READ MORE: When platforms co-opt gig workers to their cause: Understanding Spain’s anti-labour movement of riders

“If you are undocumented, you think: ’It feels like they are closing the door on me to have the opportunity to earn a living’. 

“With the employment model, those of us who come from abroad are not going to be able to work as riders without papers, because of course everything has to be regularised completely. 

“It’s normal to think ‘I am not going to be able to rent the account from someone; either I pay to work or I don’t work and I die of hunger.’ So of course they see the Rider Law as a threat to be able to continue making a living, until they have the work permit.”

The other aspect of many Venezuelans’ antipathy towards the Rider Law is political. Venezuela has been in a deep economic crisis for about a decade, and many of those who have left the country blame the socialist Venezuelan government for its woes.

“We are traumatised,” Frank says. “So of course when I arrived here and the one who governs is the socialist party, it’s ‘hostia!’

“And the unions are leftist by nature and as a Venezuelan, we all arrived here with a bias that the left in the world is bad.”

While Frank and Paola have shaken off their anti-leftist bias, many of their compatriots have not.

“Many Venezuelans here like Vox [the far-right party],” Paola says. “I have a very close friend who is backing Vox and I tell him, ‘but are you crazy or what?’”

What’s the solution for undocumented riders?

Vox’s hard-line against the Rider Law has attracted some riders to its cause, but the irony is that the self-employment model in the food delivery sector that Vox defends is the same one that opens up the space for undocumented riders to work illegally, which the party hates. Vox’s policy is to repatriate all undocumented migrants.

The Rider Law has been in place for more than two years now, and still the vast majority of riders are self-employed, as the two largest platforms, Glovo and Uber Eats, refuse to comply with the law. But the legal net appears to be closing in on these companies, as potential criminal penalties are now being added to the government’s multi-million fines for fake-self employment. For now, undocumented riders can continue working in the food delivery sector, but for how much longer?

Frank and Paola acknowledge that there are not many other opportunities for undocumented workers to earn money. The other jobs that female undocumented workers typically do are “taking care of the elderly, taking care of children and cleaning houses”, Paola says, while for men it is “construction, agricultural work, or removal jobs,” says Frank. 

READ MORE: Spain: “Pioneering” criminal complaint for fake-self employment could lead to jail time for Glovo bosses

The risk is that while working conditions for undocumented riders are terrible at the moment, an employment model could exclude these workers and push them deeper into the black market. So what’s the answer?

“They should improve the Foreigner Law,” Paola says. “There is a problem here that you can apply for asylum or humanitarian aid as soon as you arrive, but they give you an appointment in nine months time. 

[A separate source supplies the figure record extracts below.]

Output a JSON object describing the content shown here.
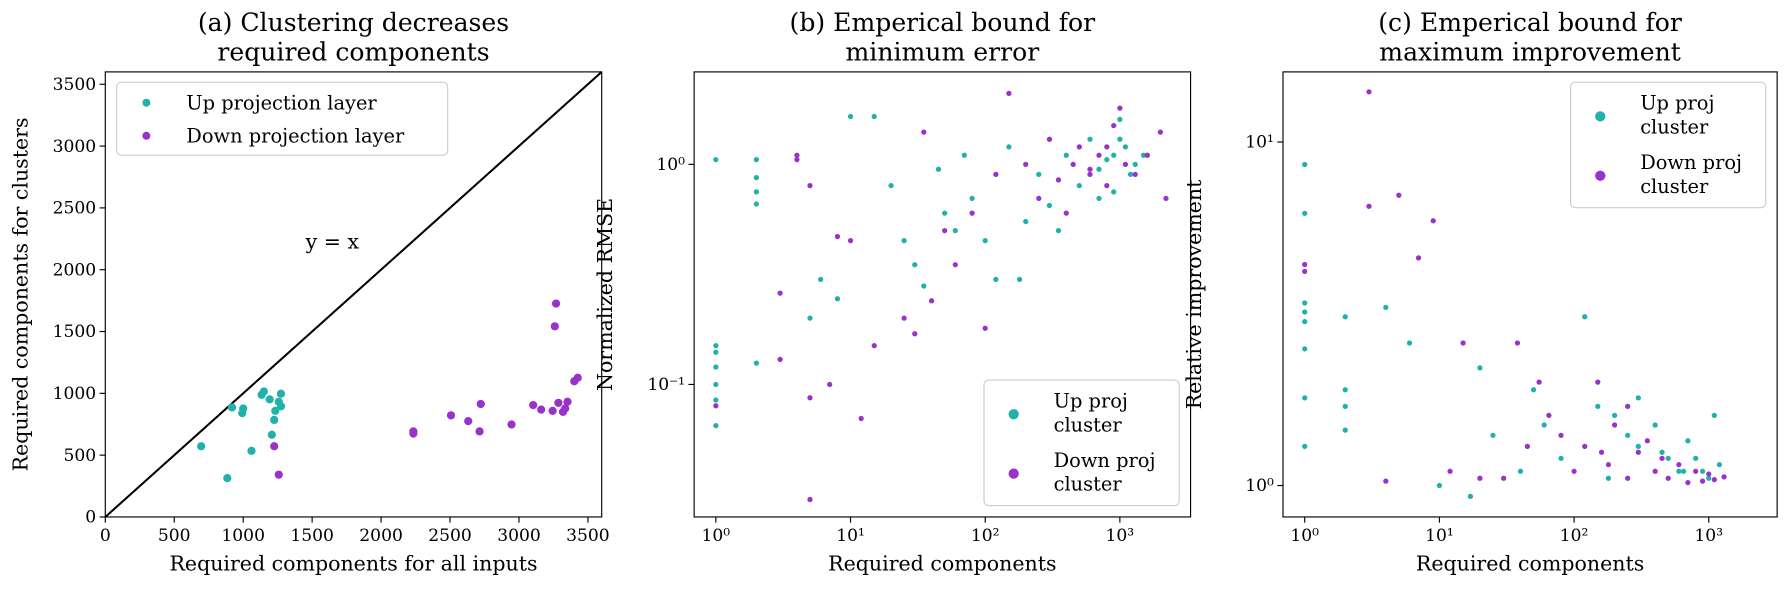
{
  "chart_data": [
    {
      "type": "scatter",
      "title": "(a) Clustering decreases\nrequired components",
      "x_label": "Required components for all inputs",
      "y_label": "Required components for clusters",
      "annotation": "y = x",
      "xlim": [
        0,
        3600
      ],
      "ylim": [
        0,
        3600
      ],
      "xticks": [
        0,
        500,
        1000,
        1500,
        2000,
        2500,
        3000,
        3500
      ],
      "yticks": [
        0,
        500,
        1000,
        1500,
        2000,
        2500,
        3000,
        3500
      ],
      "log_x": false,
      "log_y": false,
      "legend": "upper-left",
      "series": [
        {
          "name": "Up projection layer",
          "color": "#20b2aa",
          "x": [
            695,
            885,
            919,
            1000,
            993,
            1060,
            1134,
            1150,
            1192,
            1208,
            1225,
            1233,
            1258,
            1274,
            1274
          ],
          "y": [
            572,
            314,
            886,
            877,
            840,
            535,
            988,
            1015,
            951,
            665,
            785,
            858,
            932,
            895,
            997
          ]
        },
        {
          "name": "Down projection layer",
          "color": "#9932cc",
          "x": [
            1258,
            1225,
            2234,
            2234,
            2507,
            2632,
            2714,
            2723,
            2946,
            3103,
            3161,
            3260,
            3269,
            3286,
            3319,
            3335,
            3352,
            3401,
            3426,
            3244
          ],
          "y": [
            342,
            572,
            674,
            692,
            822,
            775,
            692,
            914,
            748,
            905,
            868,
            1542,
            1726,
            923,
            850,
            877,
            932,
            1098,
            1126,
            858
          ]
        }
      ]
    },
    {
      "type": "scatter",
      "title": "(b) Emperical bound for\nminimum error",
      "x_label": "Required components",
      "y_label": "Normalized RMSE",
      "xlim": [
        0.69,
        3350
      ],
      "ylim": [
        0.025,
        2.63
      ],
      "xticks": [
        {
          "value": 1,
          "label": "10⁰"
        },
        {
          "value": 10,
          "label": "10¹"
        },
        {
          "value": 100,
          "label": "10²"
        },
        {
          "value": 1000,
          "label": "10³"
        }
      ],
      "yticks": [
        {
          "value": 0.1,
          "label": "10⁻¹"
        },
        {
          "value": 1,
          "label": "10⁰"
        }
      ],
      "log_x": true,
      "log_y": true,
      "legend": "lower-right",
      "series": [
        {
          "name": "Up proj\ncluster",
          "color": "#20b2aa",
          "x": [
            1,
            1,
            1,
            1,
            1,
            1,
            1,
            2,
            2,
            2,
            2,
            2,
            5,
            6,
            8,
            10,
            15,
            20,
            25,
            30,
            35,
            45,
            50,
            60,
            70,
            80,
            100,
            120,
            150,
            200,
            250,
            300,
            400,
            500,
            600,
            700,
            800,
            900,
            1000,
            1100,
            1200,
            1300,
            900,
            1000,
            1500,
            700,
            350,
            180
          ],
          "y": [
            1.05,
            0.15,
            0.14,
            0.12,
            0.1,
            0.085,
            0.065,
            1.05,
            0.87,
            0.75,
            0.66,
            0.125,
            0.2,
            0.3,
            0.245,
            1.65,
            1.65,
            0.8,
            0.45,
            0.35,
            0.28,
            0.95,
            0.6,
            0.5,
            1.1,
            0.7,
            0.45,
            0.3,
            1.2,
            0.55,
            0.9,
            0.65,
            1.1,
            0.8,
            1.3,
            0.95,
            1.05,
            0.75,
            1.6,
            1.2,
            0.9,
            1.0,
            1.1,
            1.3,
            1.1,
            0.7,
            0.5,
            0.3
          ]
        },
        {
          "name": "Down proj\ncluster",
          "color": "#9932cc",
          "x": [
            1,
            3,
            3,
            4,
            4,
            5,
            5,
            5,
            7,
            8,
            10,
            12,
            15,
            25,
            30,
            35,
            40,
            50,
            60,
            80,
            100,
            120,
            150,
            200,
            250,
            300,
            350,
            400,
            450,
            500,
            600,
            700,
            800,
            900,
            1000,
            1100,
            1300,
            1600,
            2000,
            2200,
            800,
            600
          ],
          "y": [
            0.08,
            0.26,
            0.13,
            1.05,
            1.1,
            0.8,
            0.03,
            0.087,
            0.1,
            0.47,
            0.45,
            0.07,
            0.15,
            0.2,
            0.17,
            1.4,
            0.24,
            0.5,
            0.35,
            0.6,
            0.18,
            0.9,
            2.1,
            1.0,
            0.7,
            1.3,
            0.85,
            0.6,
            1.0,
            1.2,
            0.9,
            1.1,
            0.8,
            1.5,
            1.8,
            1.0,
            0.9,
            1.1,
            1.4,
            0.7,
            1.2,
            0.95
          ]
        }
      ]
    },
    {
      "type": "scatter",
      "title": "(c) Emperical bound for\nmaximum improvement",
      "x_label": "Required components",
      "y_label": "Relative improvement",
      "xlim": [
        0.69,
        3220
      ],
      "ylim": [
        0.81,
        16
      ],
      "xticks": [
        {
          "value": 1,
          "label": "10⁰"
        },
        {
          "value": 10,
          "label": "10¹"
        },
        {
          "value": 100,
          "label": "10²"
        },
        {
          "value": 1000,
          "label": "10³"
        }
      ],
      "yticks": [
        {
          "value": 1,
          "label": "10⁰"
        },
        {
          "value": 10,
          "label": "10¹"
        }
      ],
      "log_x": true,
      "log_y": true,
      "legend": "upper-right",
      "series": [
        {
          "name": "Up proj\ncluster",
          "color": "#20b2aa",
          "x": [
            1,
            1,
            1,
            1,
            1,
            1,
            1,
            1,
            2,
            2,
            2,
            2,
            4,
            6,
            10,
            17,
            20,
            25,
            40,
            50,
            60,
            80,
            120,
            150,
            200,
            250,
            300,
            400,
            500,
            600,
            700,
            800,
            900,
            1000,
            1100,
            1200,
            300,
            450,
            650,
            180
          ],
          "y": [
            8.6,
            6.2,
            3.4,
            3.2,
            3.0,
            2.5,
            1.8,
            1.3,
            3.1,
            1.9,
            1.7,
            1.45,
            3.3,
            2.6,
            1.0,
            0.93,
            2.2,
            1.4,
            1.1,
            1.9,
            1.5,
            1.2,
            3.1,
            1.7,
            1.6,
            1.4,
            1.3,
            1.5,
            1.2,
            1.1,
            1.35,
            1.2,
            1.1,
            1.05,
            1.6,
            1.15,
            1.8,
            1.25,
            1.1,
            1.05
          ]
        },
        {
          "name": "Down proj\ncluster",
          "color": "#9932cc",
          "x": [
            1,
            1,
            3,
            3,
            4,
            5,
            7,
            9,
            12,
            15,
            20,
            30,
            38,
            45,
            55,
            65,
            80,
            100,
            120,
            150,
            180,
            200,
            250,
            300,
            350,
            400,
            450,
            500,
            600,
            700,
            800,
            900,
            1000,
            1100,
            1300,
            250,
            160
          ],
          "y": [
            4.4,
            4.2,
            14,
            6.5,
            1.03,
            7,
            4.6,
            5.9,
            1.1,
            2.6,
            1.05,
            1.05,
            2.6,
            1.3,
            2.0,
            1.6,
            1.4,
            1.1,
            1.3,
            2.0,
            1.15,
            1.5,
            1.05,
            1.25,
            1.35,
            1.1,
            1.2,
            1.05,
            1.15,
            1.02,
            1.1,
            1.03,
            1.08,
            1.04,
            1.06,
            1.7,
            1.25
          ]
        }
      ]
    }
  ]
}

“What are you going to do for nine months? You are going to get on a bike and cycle like crazy. If you want workers to be working legally with an account, then the solution would be to change and modify the immigration policy.

“I am not asking the government to allow access and give residency to everyone, I think they should do a study to see who you are and ask you for your background. At the end of the day you are entering a foreign country, but what I am saying is that they should change their immigration policies and also speed up the process.”

Frank agrees, and thinks that the regularisation of undocumented workers is also a key step towards unionisation.

“There is real fear of doing something bad or being fired. When you arrive here, you don’t want problems, you want to live in peace,” he says. 

“But if you can be part of the labour market just like anyone else, you can see that there is no problem in joining a union.”

There is a long way to go to integrate the food delivery sector’s predominantly migrant workforce into the trade union movement, but if it is to be done it will be trade-unionists like Frank and Paola – who know what it’s like to live and work as a migrant gig worker – who will be leading the way.